The other thing that plays on the back of my mind is the laser surgery I just had...did it work? I don't seem to notice that much of a difference. I do know the vein has been shut down and others are picking up the blood flow, but the veins in my calf are still showing...maybe more time is needed. Then there is the experience I am having with this vascular group that I chose to do the procedure. While I bragged about their expertise. I realize now that was only attributed to one person in the group and he was not the nurse or the surgeon! So as the weeks have gone by, I see more and more incompetence with this group. Is that why my leg does not appear to have had the result I expected? To be fare, I'll give it some time.
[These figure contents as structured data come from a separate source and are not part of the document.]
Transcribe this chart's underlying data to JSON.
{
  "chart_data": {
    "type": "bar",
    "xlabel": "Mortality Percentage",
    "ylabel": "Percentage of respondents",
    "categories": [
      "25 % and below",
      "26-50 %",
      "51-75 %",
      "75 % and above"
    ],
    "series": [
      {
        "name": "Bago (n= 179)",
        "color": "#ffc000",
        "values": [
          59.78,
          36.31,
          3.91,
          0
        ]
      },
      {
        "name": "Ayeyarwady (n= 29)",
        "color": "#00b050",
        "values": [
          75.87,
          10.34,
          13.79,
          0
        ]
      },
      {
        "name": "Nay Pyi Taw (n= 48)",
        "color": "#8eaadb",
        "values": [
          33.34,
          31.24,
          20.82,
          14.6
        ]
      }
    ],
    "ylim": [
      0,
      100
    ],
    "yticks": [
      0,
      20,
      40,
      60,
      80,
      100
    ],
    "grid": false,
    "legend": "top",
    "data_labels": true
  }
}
The historical news in the world since Sunday night is the capture and assassination of the beast of a man named Osama Bin Laden (or for some reason, Usama, on Fox). This man ravaged the world, mostly US citizens and those who helped them for more than 20 years. He was the same age as I am. That hit me...Through my years, I have mellowed. How could one person have so much hatred, and evoke so much devastation in his 54 years? I guess the one main difference is he served his god and I serve mine. One justifies hate and the other love. Amazing to me that some say our paths lead to the same end. I think not.
I want to grieve for this man's soul because somewhere along the way he was deceived. He never learned the truth and he sought honor and eternal life by destroying everything in his path --even the poor woman he used as a human shield in his last attempt for survival. Power can do some ugly things to people. Money too. Unfortunately he never learned that there was another life chosen for him yet he chose not to take it. There are many out there doing the same. Not all are in the news or are having such a devastating impact on the world, but they are heading down the same path and my heart grieves for them.
Well, this is a gloomy piece if I must say so myself. But they say we have the power in each of our own minds to see the glass half empty or the glass half full and while this post may leave you thinking I am really down. I am not.
Within the next two weeks I will be in sunny Florida, with Jim, Aaron & Corinn and Dan. We will walk, hike, swim, laugh, eat and share some great stories.
The gifts I bought for my grandsons are shoved up in the closet for another time.
My recovery from laser surgery will not hold me back from my endeavors and WILL eventually be an improvement.
My job frees up a day to do what I want! Whether it be staying home reading a book or helping a friend, it will be MY choice.
Jim
will be working soon and that will bring some relief to our finances as well.
While the world appears to be in a death spiral. There is a plan, there is a God who cares, and I know what happens in the end.
For those of you who think I have been duped to believing in fairy tales....I am in my own little world and I like it there very much....if I am wrong -- I have nothing to lose.